The approved site review and replacement proposal

The goal of the proposal is to keep the Beverly Hills student population together while the viability of a new facility on the school’s property is determined and, if viable, prioritized for funding.

1. Approve the temporary vacating of the current site effective June 2020

- Move students while there is the ability to swing the school together, maintain the majority of open Royal Oaks capacity for a Beverly Hills swing school

- Winecoff is expected to be the STEM option

- Avoid the potential of a mid-year move to multiple sites

- Accomplish operational savings and avoid on-going maintenance expenses

2. Begin a review and site plan high-level design in January 2019, commissioned by the school board with an outside firm with goals to achieve the following:

- Review costs not to exceed $20,000, request to be on the commissioner’s August agenda for funding approval

- Design mist achieve a minimum of 25 percent building core capacity growth-or- it must meet current building capacity and provide space for other district functions sich as the technology department

- Provide an estimate of building a new facility on the previous BHES site

3. Based on the results of the review:

- If the goals for capacity/space are achievable, and if the CCS average daily membership (ADM)numbers can accommodate not building a new elementary school for greater growth seats, place a new BHES on the 10-year capital plan

- Based on the county’s preference to fund portions of a construction project over multiple years, begin site preparation as soon as funded with new building construction to start on or after July 2022 with a two-year construction schedule (based on a cleared site)

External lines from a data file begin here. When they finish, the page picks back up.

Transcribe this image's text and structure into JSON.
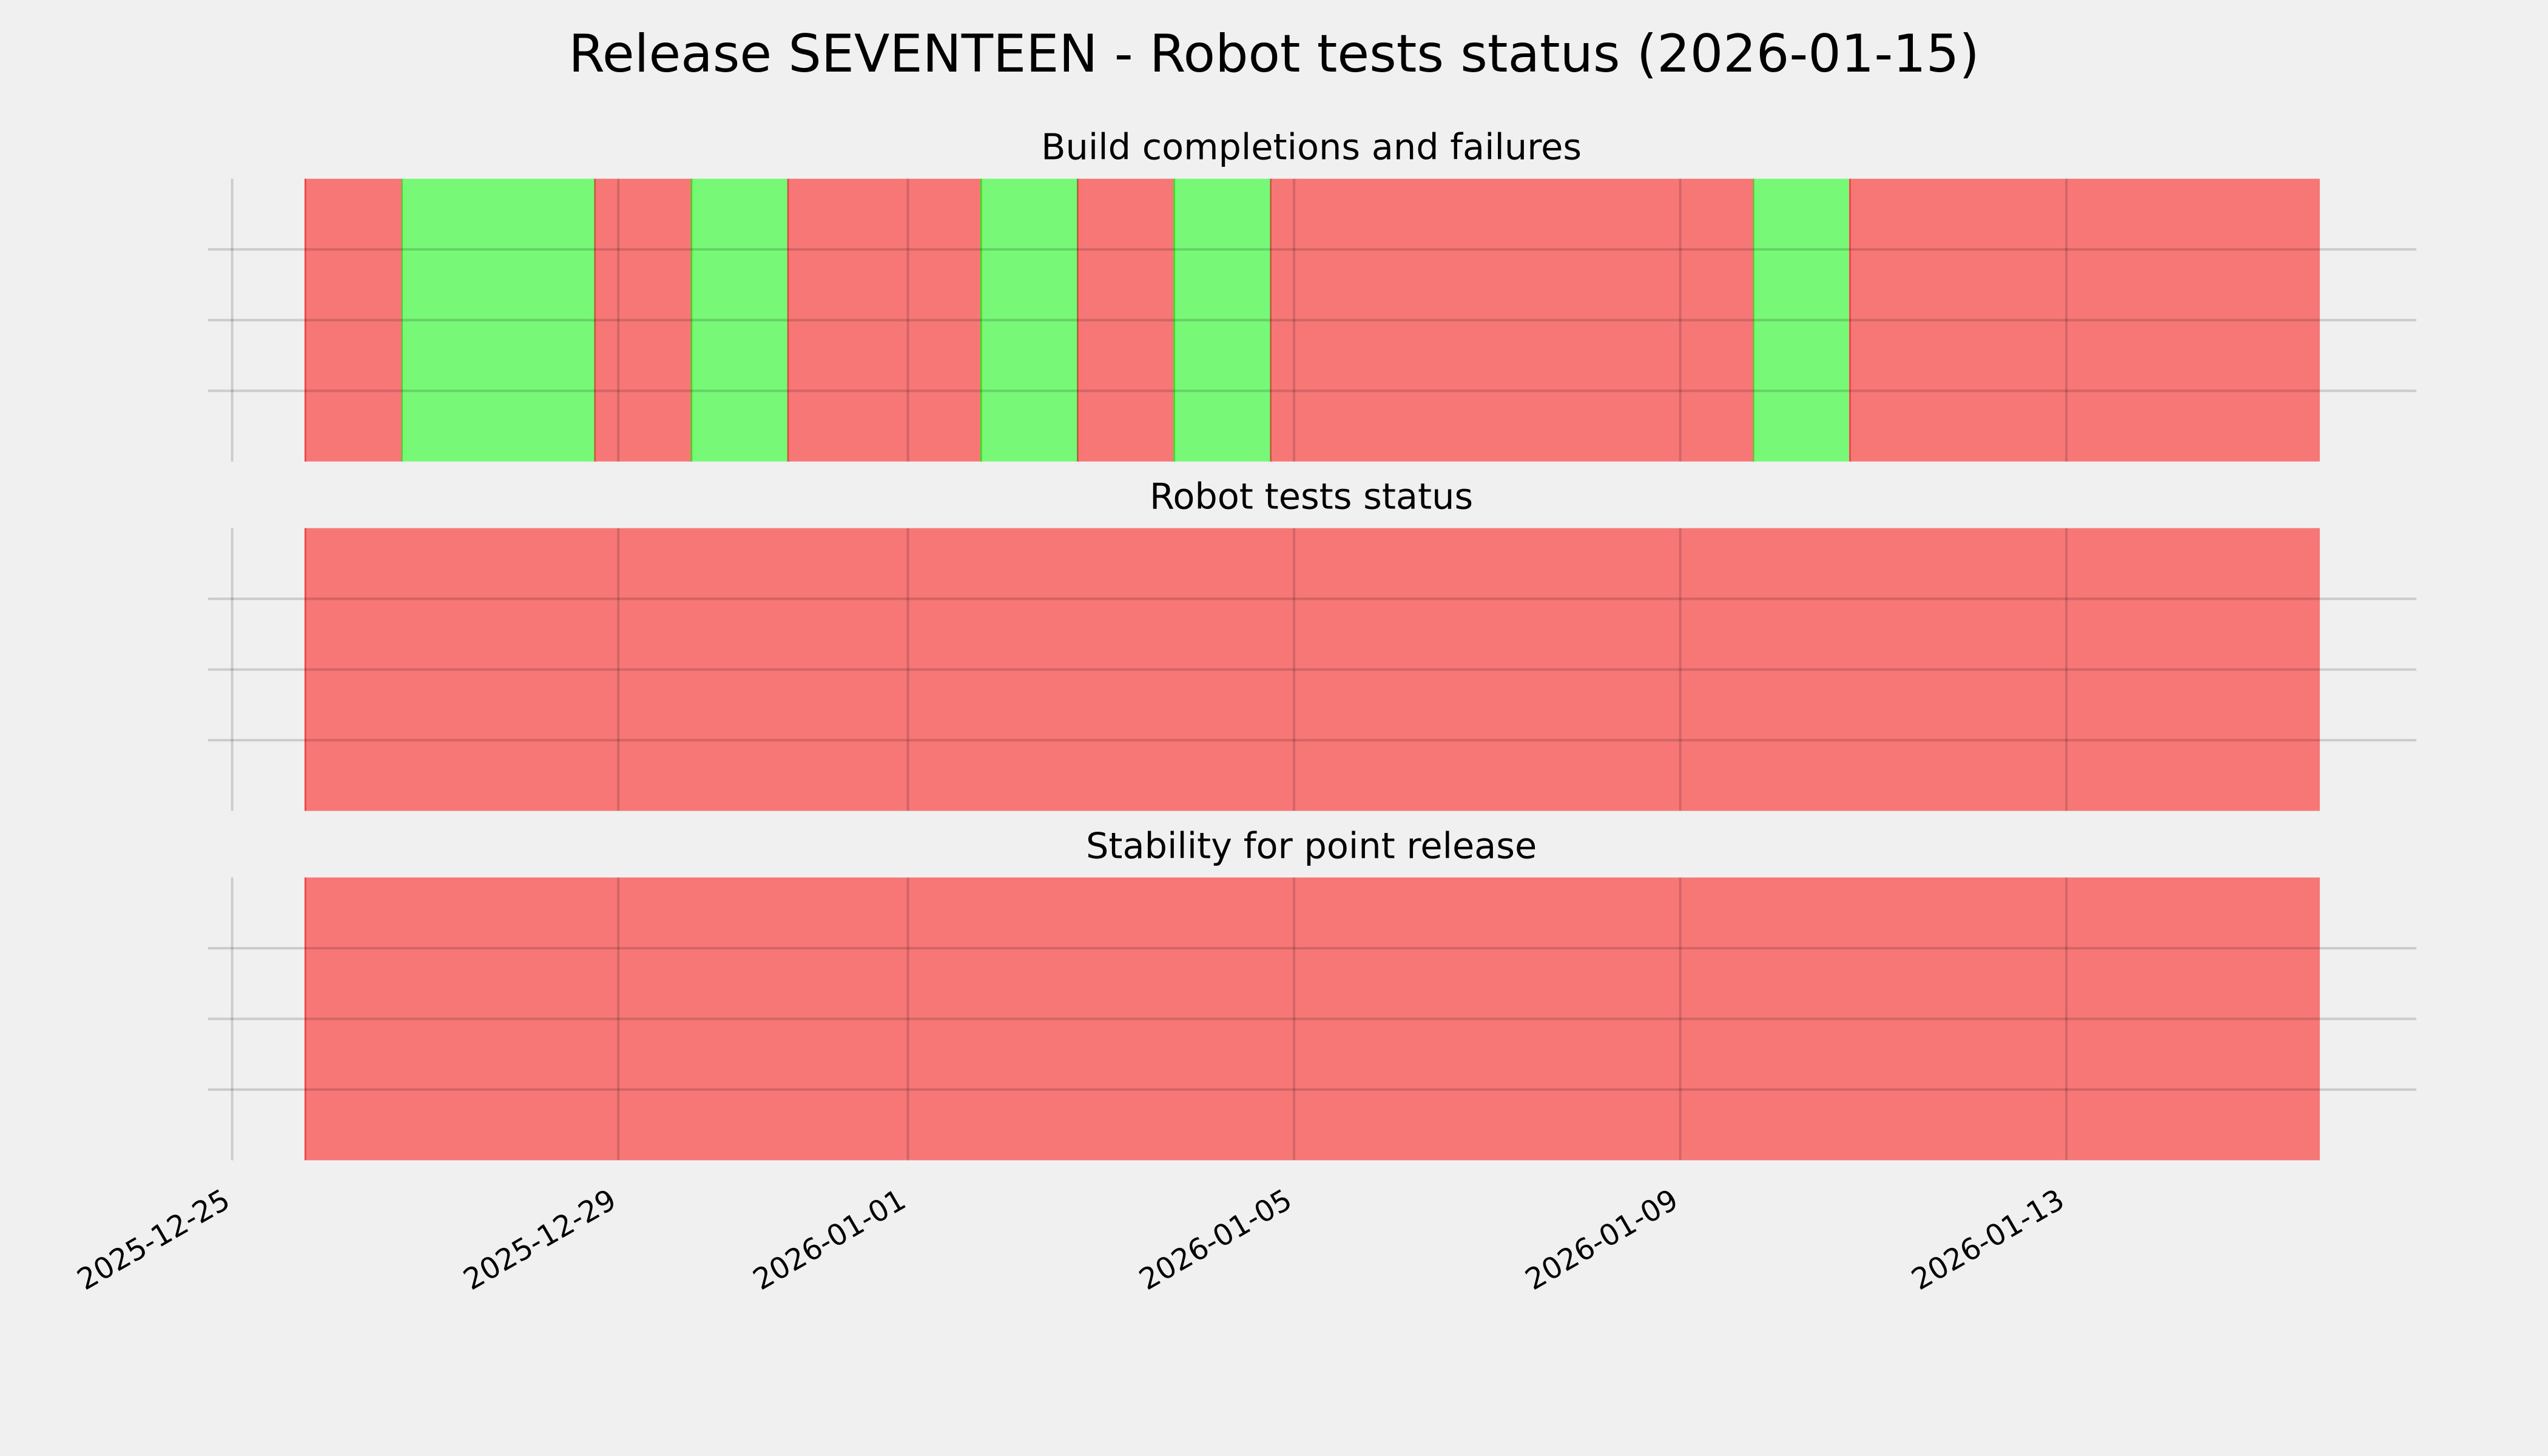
{
  "chart_data": {
    "type": "timeline",
    "title": "Release SEVENTEEN - Robot tests status (2026-01-15)",
    "xlim": [
      "2025-12-24T18:00",
      "2026-01-16T15:00"
    ],
    "ylim": [
      0,
      4
    ],
    "y_ticks": [
      1,
      2,
      3
    ],
    "y_tick_labels_shown": false,
    "x_ticks": [
      "2025-12-25",
      "2025-12-29",
      "2026-01-01",
      "2026-01-05",
      "2026-01-09",
      "2026-01-13"
    ],
    "grid": true,
    "colors": {
      "background": "#f0f0f0",
      "fail": "#f77777",
      "pass": "#77f877",
      "grid": "#cbcbcb"
    },
    "panels": [
      {
        "title": "Build completions and failures",
        "segments": [
          {
            "start": "2025-12-25T18:00",
            "end": "2025-12-26T18:00",
            "status": "fail"
          },
          {
            "start": "2025-12-26T18:00",
            "end": "2025-12-28T18:00",
            "status": "pass"
          },
          {
            "start": "2025-12-28T18:00",
            "end": "2025-12-29T18:00",
            "status": "fail"
          },
          {
            "start": "2025-12-29T18:00",
            "end": "2025-12-30T18:00",
            "status": "pass"
          },
          {
            "start": "2025-12-30T18:00",
            "end": "2026-01-01T18:00",
            "status": "fail"
          },
          {
            "start": "2026-01-01T18:00",
            "end": "2026-01-02T18:00",
            "status": "pass"
          },
          {
            "start": "2026-01-02T18:00",
            "end": "2026-01-03T18:00",
            "status": "fail"
          },
          {
            "start": "2026-01-03T18:00",
            "end": "2026-01-04T18:00",
            "status": "pass"
          },
          {
            "start": "2026-01-04T18:00",
            "end": "2026-01-09T18:00",
            "status": "fail"
          },
          {
            "start": "2026-01-09T18:00",
            "end": "2026-01-10T18:00",
            "status": "pass"
          },
          {
            "start": "2026-01-10T18:00",
            "end": "2026-01-15T15:00",
            "status": "fail"
          }
        ]
      },
      {
        "title": "Robot tests status",
        "segments": [
          {
            "start": "2025-12-25T18:00",
            "end": "2026-01-15T15:00",
            "status": "fail"
          }
        ]
      },
      {
        "title": "Stability for point release",
        "segments": [
          {
            "start": "2025-12-25T18:00",
            "end": "2026-01-15T15:00",
            "status": "fail"
          }
        ]
      }
    ]
  }
}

- The priorities remain to full fund one new middle school and the expanded R. Brown McAllister and obtain land for an expanded/replacement high school prior to funding the BHES project

4. Designate funding:

- The passage of the state school construction bond or the quarter-cent sales tax increase, with proceeds to be used for county and school construction needs, must be achieved to further delay in achieving the 10-year Capital Plan

- The board of education, together with the county commissioners, will make the final determination on the funding priorities and distribution to meet capacity needs.